English car designer (born 1956)

Gerard Gabriel McGovern (born 1956 in Coventry) is an English car designer and was the Chief Creative Officer for Jaguar Land Rover leading the Group’s Design Studio at Gaydon, Warwickshire, creating concepts and new models. A strong advocate of design's relevance to brand equity, he is a member of the Jaguar Land Rover board of Management.

== Background ==
McGovern was born in Coventry in 1956 where he attended primary and Binley Park secondary schools. While still at the latter, he was introduced to Chrysler design boss Roy Axe, who was to remain a major influence.
Chrysler sponsored McGovern at the Lanchester Polytechnic (now Coventry University) where he completed a degree in industrial design before attending the Royal College of Art in London, specialising in automotive design.

== Career ==

=== Chrysler Europe ===
While sponsored by Chrysler Europe, McGovern started work at the Styling Studio at Whitley, Coventry. In 1978 McGovern began working for US carmaker Chrysler in Highland Park, near Detroit, before returning to the UK as a Senior Designer for Chrysler Europe and Peugeot; here he worked alongside Peter Horbury (later Head of Design for Volvo in Sweden) and Moray Callum (formerly Head of Design for Mazda, then Director of Ford’s Car design division).

=== British Leyland ===
In 1982 McGovern rejoined Roy Axe (now Design Director) at Austin Rover Group. Through this period he worked on the MG EX-E concept car, was the lead designer of the critically acclaimed
MG F sports car and the Land Rover Freelander (the best selling compact SUV in Europe for 7 years), and led the team that created the third generation Range Rover.

=== Ford ===
In 1999 Ford Motor Company hired McGovern to head up and rejuvenate Lincoln-Mercury design.
He set up a new design studio in California and became only the second design professional to be appointed to the Lincoln Mercury Board. Among his hires was Marek Reichman, who went on to become Aston Martin Design Director.

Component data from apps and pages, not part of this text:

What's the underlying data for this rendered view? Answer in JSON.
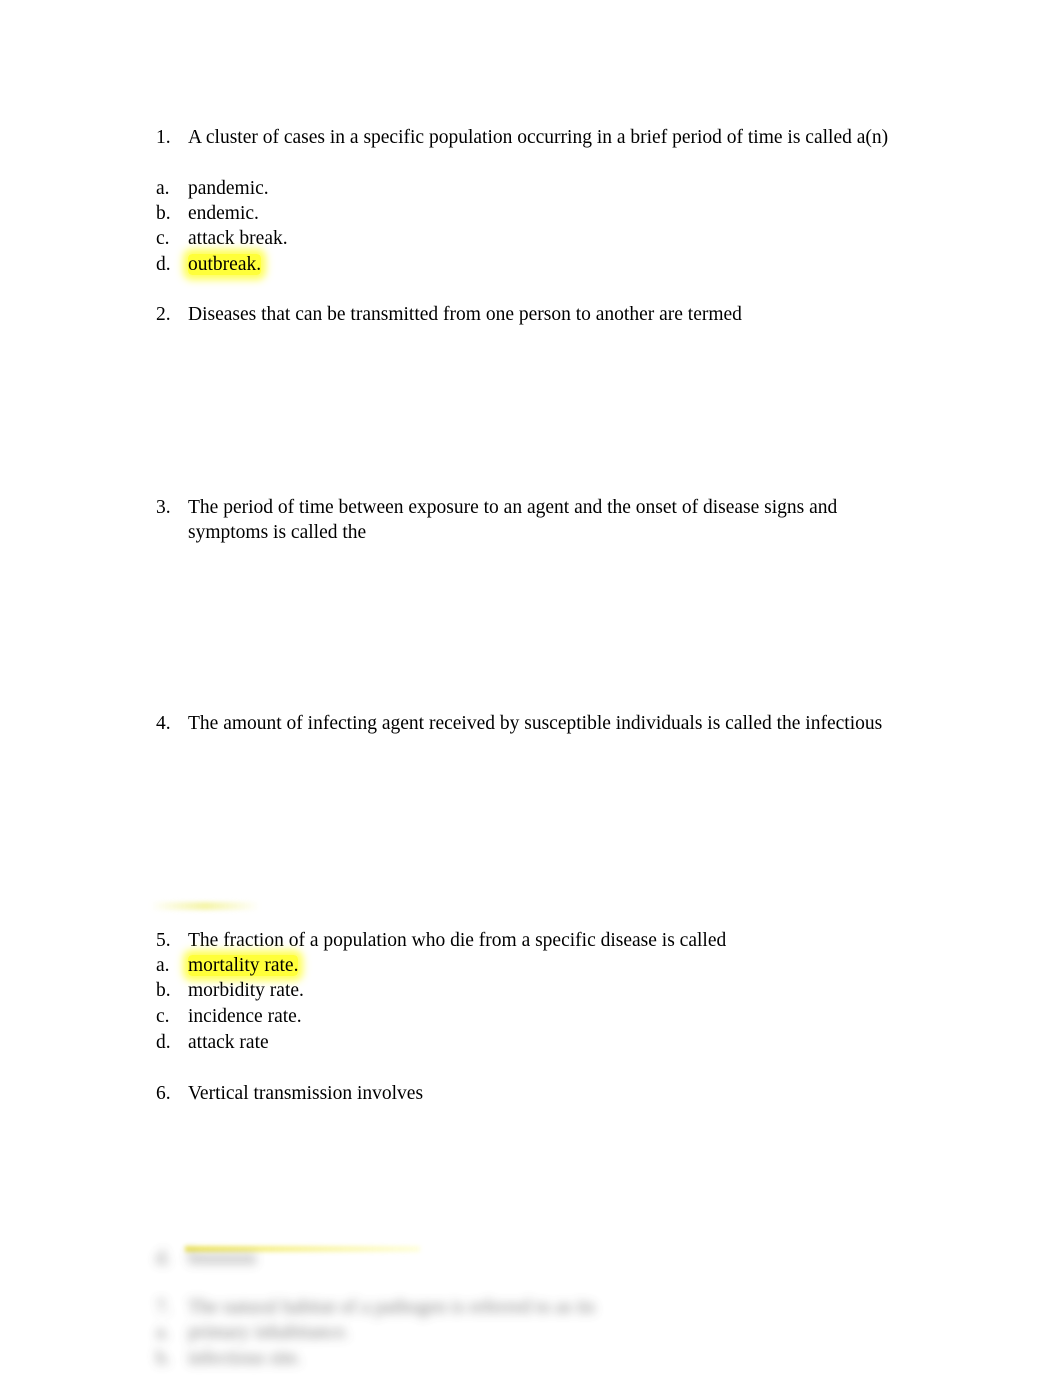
{
  "questions": [
    {
      "number": "1.",
      "text": "A cluster of cases in a specific population occurring in a brief period of time is called a(n)",
      "options": [
        {
          "letter": "a.",
          "text": "pandemic.",
          "highlighted": false
        },
        {
          "letter": "b.",
          "text": "endemic.",
          "highlighted": false
        },
        {
          "letter": "c.",
          "text": "attack break.",
          "highlighted": false
        },
        {
          "letter": "d.",
          "text": "outbreak.",
          "highlighted": true
        }
      ]
    },
    {
      "number": "2.",
      "text": "Diseases that can be transmitted from one person to another are termed",
      "options": []
    },
    {
      "number": "3.",
      "text_line1": "The period of time between exposure to an agent and the onset of disease signs and",
      "text_line2": "symptoms is called the",
      "options": []
    },
    {
      "number": "4.",
      "text": "The amount of infecting agent received by susceptible individuals is called the infectious",
      "options": []
    },
    {
      "number": "5.",
      "text": "The fraction of a population who die from a specific disease is called",
      "options": [
        {
          "letter": "a.",
          "text": "mortality rate.",
          "highlighted": true
        },
        {
          "letter": "b.",
          "text": "morbidity rate.",
          "highlighted": false
        },
        {
          "letter": "c.",
          "text": "incidence rate.",
          "highlighted": false
        },
        {
          "letter": "d.",
          "text": "attack rate",
          "highlighted": false
        }
      ]
    },
    {
      "number": "6.",
      "text": "Vertical transmission involves",
      "options": []
    }
  ],
  "blurred": {
    "line1_num": "d.",
    "line1_text": "bnnnnnn",
    "line2_num": "7.",
    "line2_text": "The natural habitat of a pathogen is referred to as its",
    "line3_num": "a.",
    "line3_text": "primary inhabitance.",
    "line4_num": "b.",
    "line4_text": "infectious site."
  },
  "colors": {
    "highlight": "#ffff3a"
  }
}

In 2003, McGovern returned to the UK as Creative Director of Lugeii, Ford’s design and creativity centre, Ingeni in Soho, London.

=== Land Rover ===
McGovern joined Land Rover as Director, Advanced Design in April 2004. Explaining why, McGovern said, "Land Rover fascinates me more than any other car maker because it has its roots in pure design as opposed to styling." Ford's Group VP Design, J Mays, noted that "Gerry is uniquely suited to this role. He's already shown the world that he fully understands Land Rover's DNA." He joined the Executive Committee of Land Rover in June 2008.

=== Jaguar Land Rover ===
McGovern joined the Executive Committee of Jaguar Land Rover when the two companies merged in 2013.

He was appointed Officer of the Order of the British Empire (OBE) in the 2020 New Year Honours for services to automotive design.

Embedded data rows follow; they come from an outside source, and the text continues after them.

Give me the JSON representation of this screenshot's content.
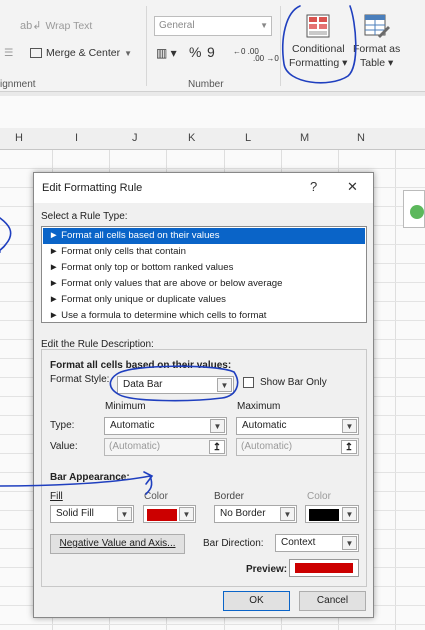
{
  "ribbon": {
    "wrap_text": "Wrap Text",
    "merge_center": "Merge & Center",
    "alignment_group": "ignment",
    "number_format": "General",
    "percent": "%",
    "comma": "9",
    "decimals_inc": "←0 .00",
    "decimals_dec": ".00 →0",
    "number_group": "Number",
    "conditional_formatting": [
      "Conditional",
      "Formatting ▾"
    ],
    "format_as_table": [
      "Format as",
      "Table ▾"
    ]
  },
  "columns": [
    "H",
    "I",
    "J",
    "K",
    "L",
    "M",
    "N"
  ],
  "dialog": {
    "title": "Edit Formatting Rule",
    "help": "?",
    "close": "✕",
    "select_rule_type": "Select a Rule Type:",
    "rule_types": [
      "► Format all cells based on their values",
      "► Format only cells that contain",
      "► Format only top or bottom ranked values",
      "► Format only values that are above or below average",
      "► Format only unique or duplicate values",
      "► Use a formula to determine which cells to format"
    ],
    "edit_rule_description": "Edit the Rule Description:",
    "format_all_header": "Format all cells based on their values:",
    "format_style_label": "Format Style:",
    "format_style_value": "Data Bar",
    "show_bar_only": "Show Bar Only",
    "minimum": "Minimum",
    "maximum": "Maximum",
    "type_label": "Type:",
    "value_label": "Value:",
    "min_type": "Automatic",
    "max_type": "Automatic",
    "min_value": "(Automatic)",
    "max_value": "(Automatic)",
    "bar_appearance": "Bar Appearance:",
    "fill_label": "Fill",
    "color_label": "Color",
    "border_label": "Border",
    "border_color_label": "Color",
    "fill_value": "Solid Fill",
    "border_value": "No Border",
    "fill_color": "#cc0000",
    "border_color": "#000000",
    "negative_button": "Negative Value and Axis...",
    "bar_direction_label": "Bar Direction:",
    "bar_direction_value": "Context",
    "preview_label": "Preview:",
    "preview_color": "#cc0000",
    "ok": "OK",
    "cancel": "Cancel"
  },
  "colors": {
    "selection": "#0a64c8",
    "ink": "#1f3fbf"
  }
}
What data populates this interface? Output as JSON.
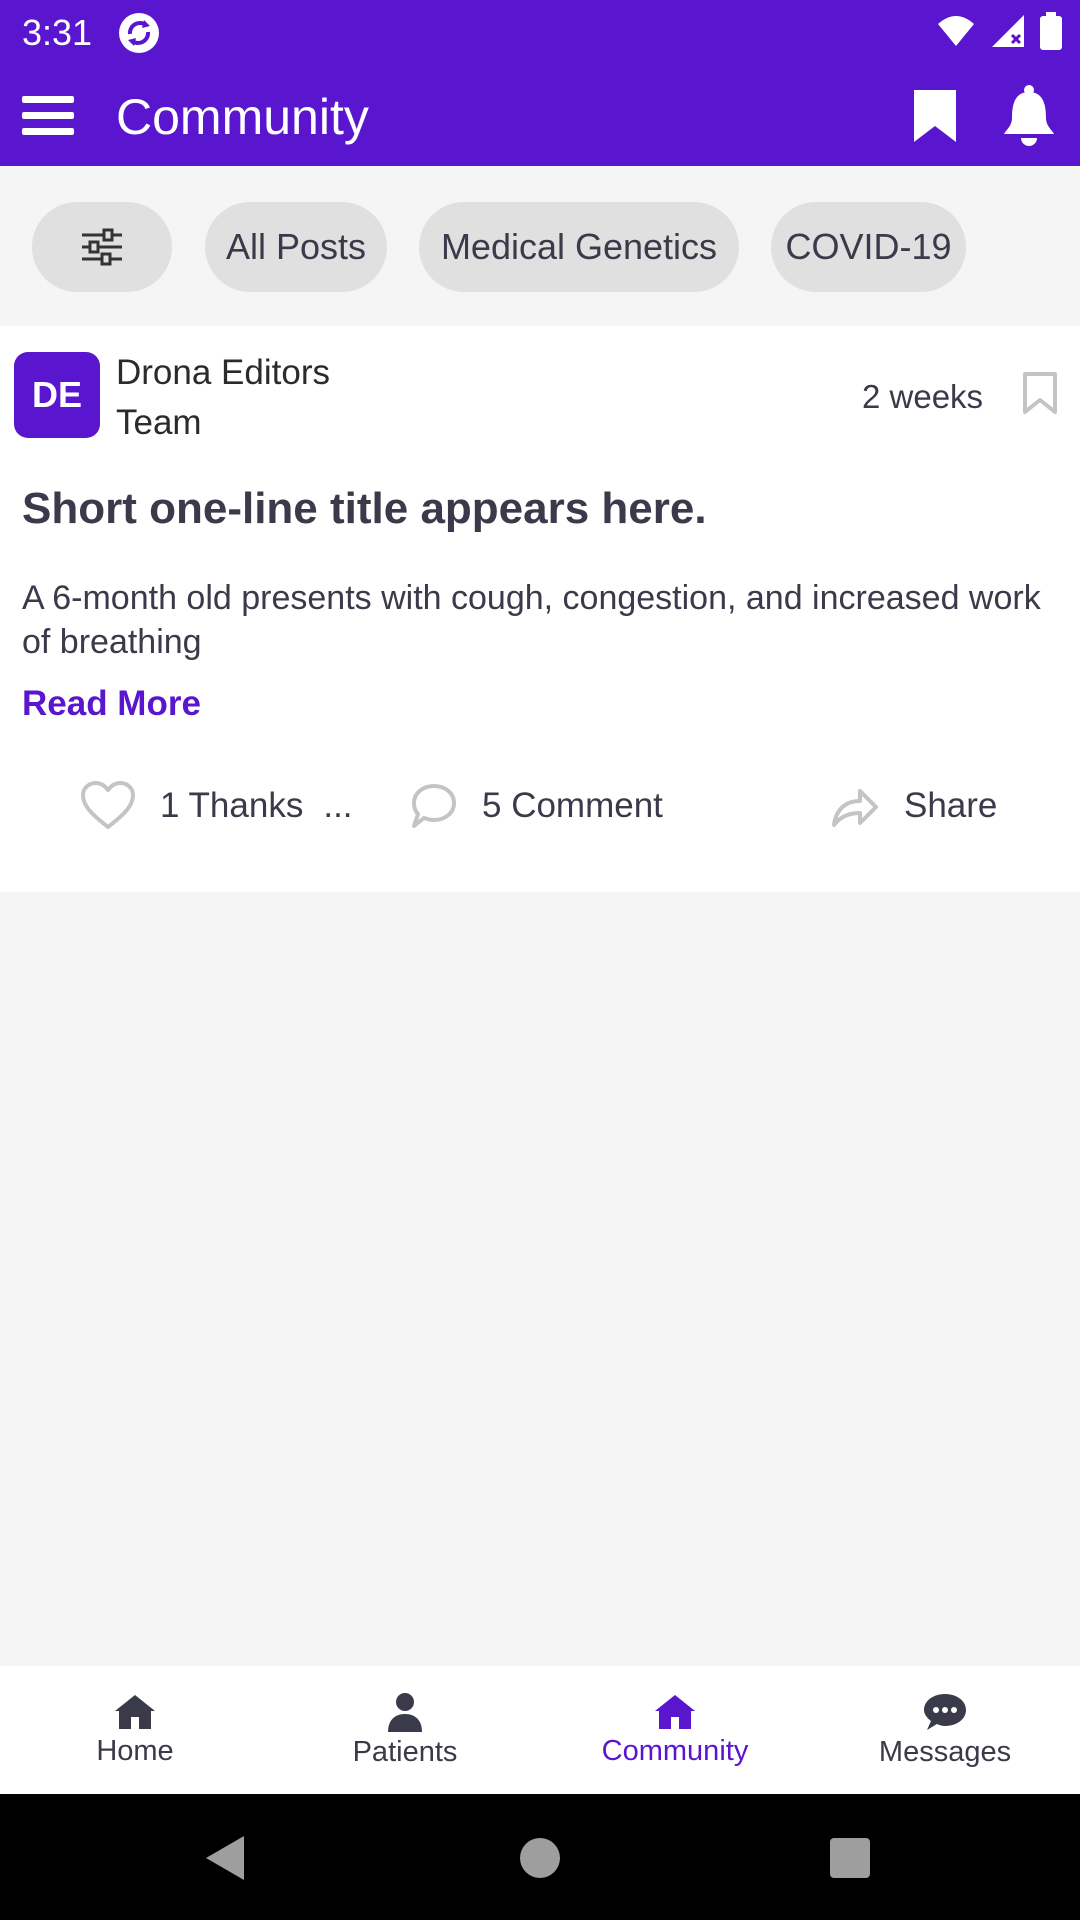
{
  "status_bar": {
    "time": "3:31",
    "icons": [
      "sync-app-icon",
      "wifi-icon",
      "signal-icon",
      "battery-icon"
    ]
  },
  "app_bar": {
    "title": "Community",
    "icons": [
      "menu-icon",
      "bookmark-icon",
      "bell-icon"
    ],
    "background_color": "#5a15cf"
  },
  "filters": {
    "chips": [
      {
        "icon": "sliders-icon",
        "label": ""
      },
      {
        "label": "All Posts"
      },
      {
        "label": "Medical Genetics"
      },
      {
        "label": "COVID-19"
      }
    ]
  },
  "post": {
    "avatar_initials": "DE",
    "author_line1": "Drona Editors",
    "author_line2": "Team",
    "time": "2 weeks",
    "title": "Short one-line title appears here.",
    "body": "A 6-month old presents with cough, congestion, and increased work of breathing",
    "read_more": "Read More",
    "actions": {
      "thanks": "1 Thanks",
      "thanks_more": "...",
      "comment": "5 Comment",
      "share": "Share"
    }
  },
  "bottom_nav": {
    "items": [
      {
        "label": "Home",
        "icon": "home-icon"
      },
      {
        "label": "Patients",
        "icon": "person-icon"
      },
      {
        "label": "Community",
        "icon": "community-home-icon",
        "active": true
      },
      {
        "label": "Messages",
        "icon": "chat-bubble-icon"
      }
    ],
    "active_color": "#5a15cf"
  },
  "system_nav": {
    "icons": [
      "back-icon",
      "home-circle-icon",
      "recents-icon"
    ]
  }
}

As part of Jaguar’s repositioning strategy, Gerry McGovern led a major brand redesign. However, the new design language received mixed reviews. Some criticised the brand relaunch video as being too woke.

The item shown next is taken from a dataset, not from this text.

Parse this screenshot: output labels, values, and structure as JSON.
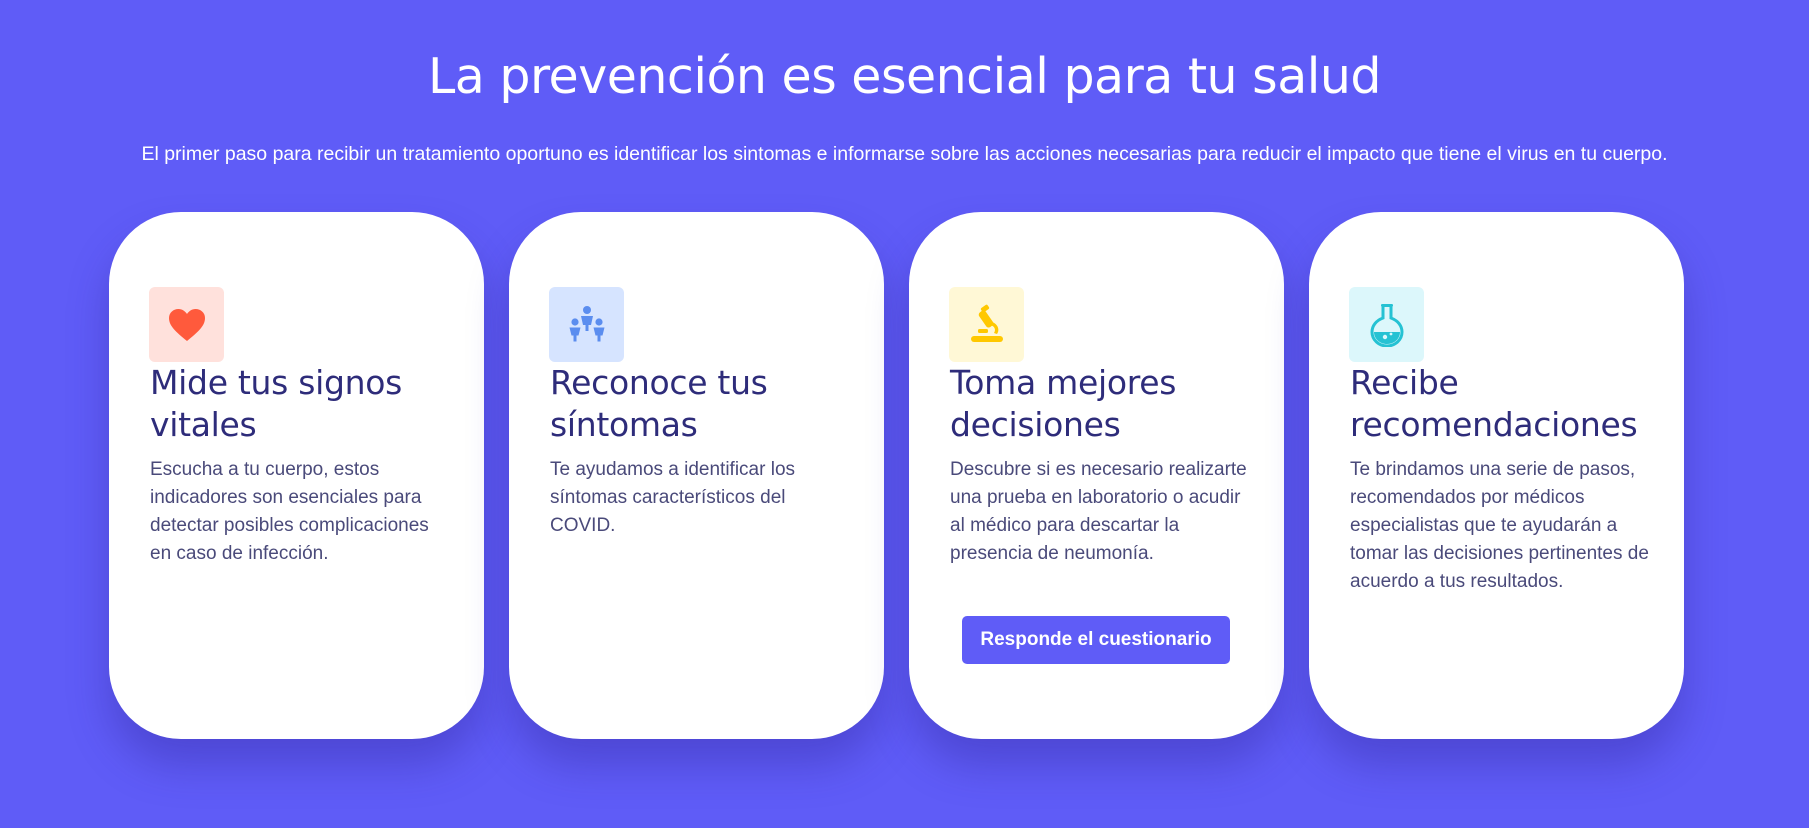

On 2 December 2025, Autocar India reported he had left the business and was 'escorted out of the building'.

On 14 December 2025, a JLR spokesperson stated that "it is untrue that Jaguar Land Rover have terminated Gerry McGovern's employment." In March 2026, JLR confirmed that McGovern was stepping down at the end of the month, to establish his own creative consultancy.

== Land Rover designs ==
McGovern’s first introduction was the LRX concept. LRX was subsequently confirmed for 2011 production and introduced as the compact two litre Range Rover Evoque, with anticipated CO_{2} emissions of 130g/km. The Range Rover Evoque is the smallest, lightest and most efficient Range Rover.
Gerry McGovern has also guided the evolution of the 2010 Range Rover, Range Rover Sport and Discovery 4, the latter going on sale globally in September 2009. He then designed the 4th generation Range Rover and 2nd generation Range Rover Sport, released in 2012 and 2013; both of these quickly became successful. He then began the redesign of the Land Rover Freelander as the Discovery Sport. His most recent designs to be released are the New Defender in 2020 and the latest iteration of the Range Rover which was unveiled in October 2021.